La parabole de la graine de moutarde attire notre attention sur le fait qu'une petite graine peut donner naissance à une plante potagère qui peut atteindre plusieurs mètres. Ceci veut dire que « Dans la logique du royaume, le plus petit donne parfois naissance au plus grand. Parfois, il peut suffire d'une parole, d'une rencontre, d'une expérience pour bouleverser le cours de toute une vie. Une simple graine d'Evangile peut, avec le temps, tout changer. Cette parabole s'adresse à une Eglise fragile et petite, mais qui sait qu'elle détient une annonce de salut qui concerne le monde entier. Plutôt que les oiseaux qui viennent picorer les graines semés, ici ils viennent s'abriter à l'ombre des graines germées. La leçon est que dans la vie il ne faut pas détruire ce qui pourrait vous faire du bien plus tard. Cet arbre « à l'ombre duquel les oiseaux du ciel peuvent habiter [est] : image de l'Eglise ». Pour terminer, notons cependant que la confiance et la patience ne doivent pas faire oublier que la graine a besoin d'une terre, des soins, d'attention et de protection, d'humidité et de chaleur pour assurer sa métamorphose.

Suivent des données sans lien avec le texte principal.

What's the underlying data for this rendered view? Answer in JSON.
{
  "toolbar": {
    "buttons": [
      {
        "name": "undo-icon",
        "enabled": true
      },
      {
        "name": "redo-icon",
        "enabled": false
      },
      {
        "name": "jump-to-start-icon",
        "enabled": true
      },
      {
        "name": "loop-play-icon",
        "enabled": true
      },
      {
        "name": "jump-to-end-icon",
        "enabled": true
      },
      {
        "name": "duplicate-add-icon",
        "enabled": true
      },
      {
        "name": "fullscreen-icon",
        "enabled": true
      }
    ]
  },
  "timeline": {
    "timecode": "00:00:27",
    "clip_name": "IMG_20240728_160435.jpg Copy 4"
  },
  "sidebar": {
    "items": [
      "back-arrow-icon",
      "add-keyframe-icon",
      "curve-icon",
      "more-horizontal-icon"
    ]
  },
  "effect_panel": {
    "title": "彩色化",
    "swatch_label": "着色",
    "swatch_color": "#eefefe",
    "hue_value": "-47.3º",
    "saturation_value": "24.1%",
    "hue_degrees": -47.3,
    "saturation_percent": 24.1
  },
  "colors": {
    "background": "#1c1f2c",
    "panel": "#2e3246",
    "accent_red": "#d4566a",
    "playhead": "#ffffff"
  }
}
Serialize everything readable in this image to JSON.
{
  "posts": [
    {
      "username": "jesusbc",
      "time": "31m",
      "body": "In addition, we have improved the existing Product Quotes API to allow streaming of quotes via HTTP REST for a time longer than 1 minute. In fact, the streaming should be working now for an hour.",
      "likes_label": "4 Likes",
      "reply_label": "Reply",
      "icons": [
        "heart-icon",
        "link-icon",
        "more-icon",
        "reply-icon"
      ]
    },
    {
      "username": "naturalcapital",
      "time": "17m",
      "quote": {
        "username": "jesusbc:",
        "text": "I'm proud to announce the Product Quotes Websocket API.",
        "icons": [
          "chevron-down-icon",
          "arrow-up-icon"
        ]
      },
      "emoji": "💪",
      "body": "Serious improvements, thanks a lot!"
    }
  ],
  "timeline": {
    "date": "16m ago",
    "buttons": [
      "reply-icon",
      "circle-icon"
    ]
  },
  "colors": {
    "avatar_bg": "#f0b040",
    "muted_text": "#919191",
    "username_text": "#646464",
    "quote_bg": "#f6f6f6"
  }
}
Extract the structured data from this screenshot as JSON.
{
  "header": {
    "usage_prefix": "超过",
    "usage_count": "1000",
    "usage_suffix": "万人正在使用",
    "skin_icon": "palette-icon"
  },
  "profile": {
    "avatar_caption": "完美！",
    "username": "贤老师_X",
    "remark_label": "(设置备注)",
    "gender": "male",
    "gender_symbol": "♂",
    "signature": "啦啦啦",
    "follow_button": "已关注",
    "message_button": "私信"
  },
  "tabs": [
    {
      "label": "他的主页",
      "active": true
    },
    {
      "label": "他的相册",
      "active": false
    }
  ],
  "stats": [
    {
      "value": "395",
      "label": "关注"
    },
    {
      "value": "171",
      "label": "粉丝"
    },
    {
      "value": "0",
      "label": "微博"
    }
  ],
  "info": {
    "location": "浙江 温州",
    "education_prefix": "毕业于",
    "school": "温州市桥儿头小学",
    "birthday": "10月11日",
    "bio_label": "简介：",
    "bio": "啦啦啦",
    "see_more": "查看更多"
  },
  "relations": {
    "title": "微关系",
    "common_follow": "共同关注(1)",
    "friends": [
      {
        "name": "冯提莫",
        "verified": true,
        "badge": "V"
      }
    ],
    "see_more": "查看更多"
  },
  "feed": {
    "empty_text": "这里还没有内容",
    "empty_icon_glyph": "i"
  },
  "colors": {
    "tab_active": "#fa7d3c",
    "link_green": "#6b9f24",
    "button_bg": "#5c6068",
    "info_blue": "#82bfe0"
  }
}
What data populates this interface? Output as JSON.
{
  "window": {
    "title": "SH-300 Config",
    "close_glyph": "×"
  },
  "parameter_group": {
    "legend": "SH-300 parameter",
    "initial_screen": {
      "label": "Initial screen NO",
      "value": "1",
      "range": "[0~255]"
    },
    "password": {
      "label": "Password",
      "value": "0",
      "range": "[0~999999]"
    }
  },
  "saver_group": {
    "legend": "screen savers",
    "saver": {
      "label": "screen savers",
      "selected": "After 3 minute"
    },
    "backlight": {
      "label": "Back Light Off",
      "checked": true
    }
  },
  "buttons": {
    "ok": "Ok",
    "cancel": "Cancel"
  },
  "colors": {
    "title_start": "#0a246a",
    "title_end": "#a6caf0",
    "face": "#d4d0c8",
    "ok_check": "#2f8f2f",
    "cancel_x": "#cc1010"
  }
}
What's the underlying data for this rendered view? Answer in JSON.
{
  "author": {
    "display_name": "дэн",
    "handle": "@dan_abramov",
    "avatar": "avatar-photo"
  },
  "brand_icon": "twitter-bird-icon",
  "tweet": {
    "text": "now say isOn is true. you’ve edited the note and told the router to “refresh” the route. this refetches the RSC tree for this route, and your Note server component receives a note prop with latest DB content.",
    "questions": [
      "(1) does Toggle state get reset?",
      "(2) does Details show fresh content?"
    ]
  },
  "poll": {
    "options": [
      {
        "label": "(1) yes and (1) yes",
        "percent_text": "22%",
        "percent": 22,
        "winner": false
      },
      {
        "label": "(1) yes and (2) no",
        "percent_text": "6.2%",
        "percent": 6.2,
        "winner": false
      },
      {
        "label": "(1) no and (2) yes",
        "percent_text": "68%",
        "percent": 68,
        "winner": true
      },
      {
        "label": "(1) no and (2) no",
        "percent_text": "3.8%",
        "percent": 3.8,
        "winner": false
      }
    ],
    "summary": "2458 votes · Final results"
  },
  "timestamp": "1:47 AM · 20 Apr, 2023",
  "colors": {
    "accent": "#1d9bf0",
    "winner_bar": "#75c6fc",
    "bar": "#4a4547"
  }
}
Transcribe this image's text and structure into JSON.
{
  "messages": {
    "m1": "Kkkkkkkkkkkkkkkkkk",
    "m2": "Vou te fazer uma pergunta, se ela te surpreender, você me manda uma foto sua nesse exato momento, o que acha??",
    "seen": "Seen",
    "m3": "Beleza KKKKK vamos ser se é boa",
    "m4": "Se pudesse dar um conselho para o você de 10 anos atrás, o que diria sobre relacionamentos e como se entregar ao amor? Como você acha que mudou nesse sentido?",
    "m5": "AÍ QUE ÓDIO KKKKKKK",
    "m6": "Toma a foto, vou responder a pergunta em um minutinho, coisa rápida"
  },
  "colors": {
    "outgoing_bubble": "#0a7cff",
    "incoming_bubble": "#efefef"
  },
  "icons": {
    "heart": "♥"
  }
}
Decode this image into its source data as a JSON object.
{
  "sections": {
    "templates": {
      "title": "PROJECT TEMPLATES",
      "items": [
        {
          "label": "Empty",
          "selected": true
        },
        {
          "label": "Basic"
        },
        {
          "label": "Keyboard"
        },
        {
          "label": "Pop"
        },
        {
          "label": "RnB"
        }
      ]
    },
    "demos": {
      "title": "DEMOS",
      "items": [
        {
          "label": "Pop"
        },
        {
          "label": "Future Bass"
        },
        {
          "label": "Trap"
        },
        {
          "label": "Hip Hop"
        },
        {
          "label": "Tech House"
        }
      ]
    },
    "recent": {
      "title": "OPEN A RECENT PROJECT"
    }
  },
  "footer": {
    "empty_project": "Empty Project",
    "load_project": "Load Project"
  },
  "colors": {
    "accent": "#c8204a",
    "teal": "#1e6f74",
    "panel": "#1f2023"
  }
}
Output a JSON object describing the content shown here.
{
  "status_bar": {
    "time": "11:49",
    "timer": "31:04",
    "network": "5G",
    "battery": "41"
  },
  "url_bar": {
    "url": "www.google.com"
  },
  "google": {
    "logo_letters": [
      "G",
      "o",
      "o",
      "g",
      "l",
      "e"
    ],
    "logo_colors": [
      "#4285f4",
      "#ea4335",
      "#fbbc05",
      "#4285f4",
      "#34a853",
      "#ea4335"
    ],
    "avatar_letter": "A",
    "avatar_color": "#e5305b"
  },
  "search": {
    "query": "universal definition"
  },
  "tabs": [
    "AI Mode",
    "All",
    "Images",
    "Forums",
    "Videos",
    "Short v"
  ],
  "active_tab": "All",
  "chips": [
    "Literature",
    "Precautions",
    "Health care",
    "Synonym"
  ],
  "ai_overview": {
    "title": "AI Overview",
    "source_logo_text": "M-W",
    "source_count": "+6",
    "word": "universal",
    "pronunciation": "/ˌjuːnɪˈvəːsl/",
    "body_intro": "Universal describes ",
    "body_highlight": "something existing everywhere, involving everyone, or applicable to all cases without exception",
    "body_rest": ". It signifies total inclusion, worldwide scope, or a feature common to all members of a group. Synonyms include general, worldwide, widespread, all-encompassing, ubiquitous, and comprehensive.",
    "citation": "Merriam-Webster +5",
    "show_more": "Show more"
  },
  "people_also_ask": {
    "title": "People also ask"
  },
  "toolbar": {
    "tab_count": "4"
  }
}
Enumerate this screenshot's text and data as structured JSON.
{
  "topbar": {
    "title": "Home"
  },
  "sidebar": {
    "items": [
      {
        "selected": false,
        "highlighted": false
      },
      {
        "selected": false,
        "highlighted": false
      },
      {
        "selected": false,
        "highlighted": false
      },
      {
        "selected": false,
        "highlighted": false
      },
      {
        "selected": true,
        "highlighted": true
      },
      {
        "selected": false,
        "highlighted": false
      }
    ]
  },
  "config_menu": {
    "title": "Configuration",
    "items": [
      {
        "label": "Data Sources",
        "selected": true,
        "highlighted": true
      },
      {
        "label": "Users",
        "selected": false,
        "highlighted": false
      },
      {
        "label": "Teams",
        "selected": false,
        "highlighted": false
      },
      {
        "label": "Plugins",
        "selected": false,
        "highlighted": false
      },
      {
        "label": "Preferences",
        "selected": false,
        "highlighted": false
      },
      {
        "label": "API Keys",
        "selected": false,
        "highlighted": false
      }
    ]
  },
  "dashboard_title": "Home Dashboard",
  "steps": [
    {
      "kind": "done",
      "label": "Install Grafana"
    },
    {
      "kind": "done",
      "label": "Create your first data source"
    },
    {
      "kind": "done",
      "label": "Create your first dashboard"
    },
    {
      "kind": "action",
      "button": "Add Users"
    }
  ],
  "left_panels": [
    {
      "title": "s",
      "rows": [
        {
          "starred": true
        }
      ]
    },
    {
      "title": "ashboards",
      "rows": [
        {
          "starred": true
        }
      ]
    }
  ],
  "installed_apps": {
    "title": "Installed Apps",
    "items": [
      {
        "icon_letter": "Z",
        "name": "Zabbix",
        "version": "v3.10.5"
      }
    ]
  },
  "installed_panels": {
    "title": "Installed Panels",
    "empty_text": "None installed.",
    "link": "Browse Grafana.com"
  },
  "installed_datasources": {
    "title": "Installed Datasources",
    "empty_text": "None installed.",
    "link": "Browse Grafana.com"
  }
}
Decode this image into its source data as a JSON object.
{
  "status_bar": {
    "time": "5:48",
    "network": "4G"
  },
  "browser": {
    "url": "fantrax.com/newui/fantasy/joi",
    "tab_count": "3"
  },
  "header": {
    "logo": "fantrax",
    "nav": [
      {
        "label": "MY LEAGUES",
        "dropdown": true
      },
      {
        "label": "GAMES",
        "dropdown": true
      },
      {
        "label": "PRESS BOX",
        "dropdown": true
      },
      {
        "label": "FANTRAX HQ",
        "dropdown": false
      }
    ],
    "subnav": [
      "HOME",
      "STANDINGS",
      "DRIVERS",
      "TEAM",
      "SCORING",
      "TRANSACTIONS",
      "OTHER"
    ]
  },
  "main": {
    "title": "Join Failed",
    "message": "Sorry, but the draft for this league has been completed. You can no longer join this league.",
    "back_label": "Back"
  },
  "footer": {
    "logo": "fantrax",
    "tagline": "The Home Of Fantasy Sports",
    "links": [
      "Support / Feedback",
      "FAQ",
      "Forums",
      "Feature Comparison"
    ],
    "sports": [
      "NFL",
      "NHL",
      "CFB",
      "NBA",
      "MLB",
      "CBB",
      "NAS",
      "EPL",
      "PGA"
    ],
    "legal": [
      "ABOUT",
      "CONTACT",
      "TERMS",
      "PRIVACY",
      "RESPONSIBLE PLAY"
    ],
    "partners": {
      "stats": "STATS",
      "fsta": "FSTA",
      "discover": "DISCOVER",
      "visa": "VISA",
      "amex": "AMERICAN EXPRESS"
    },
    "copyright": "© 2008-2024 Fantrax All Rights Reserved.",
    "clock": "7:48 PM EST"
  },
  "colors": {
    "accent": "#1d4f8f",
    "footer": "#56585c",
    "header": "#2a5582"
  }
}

Autrement dit, si le Seigneur « nous a choisis depuis notre baptême, c'est pour entendre et comprendre sa Parole. C'est pour la recevoir en nos vies, et la laisser germer, porter du fruit, sans trop se soucier du ‘comment' puisque c'est le travail de l'Esprit… mais sans trop y mettre d'entrave…
Le Royaume de Dieu, nous le savons, est au milieu de nous, et il doit grandir au milieu de nous. Il dépend donc en partie de nous d'être bonne terre, de bien arroser les semailles, bref, de faire simplement ce que nous devons faire ; et le reste, l'Esprit le fera par surcroît. » Le disciple du Christ, dans une attente active, participe à la croissance du Royaume en laissant la graine de la Parole de Dieu semée en lui conserver sa force et continuer à croître sans lui faire obstacle.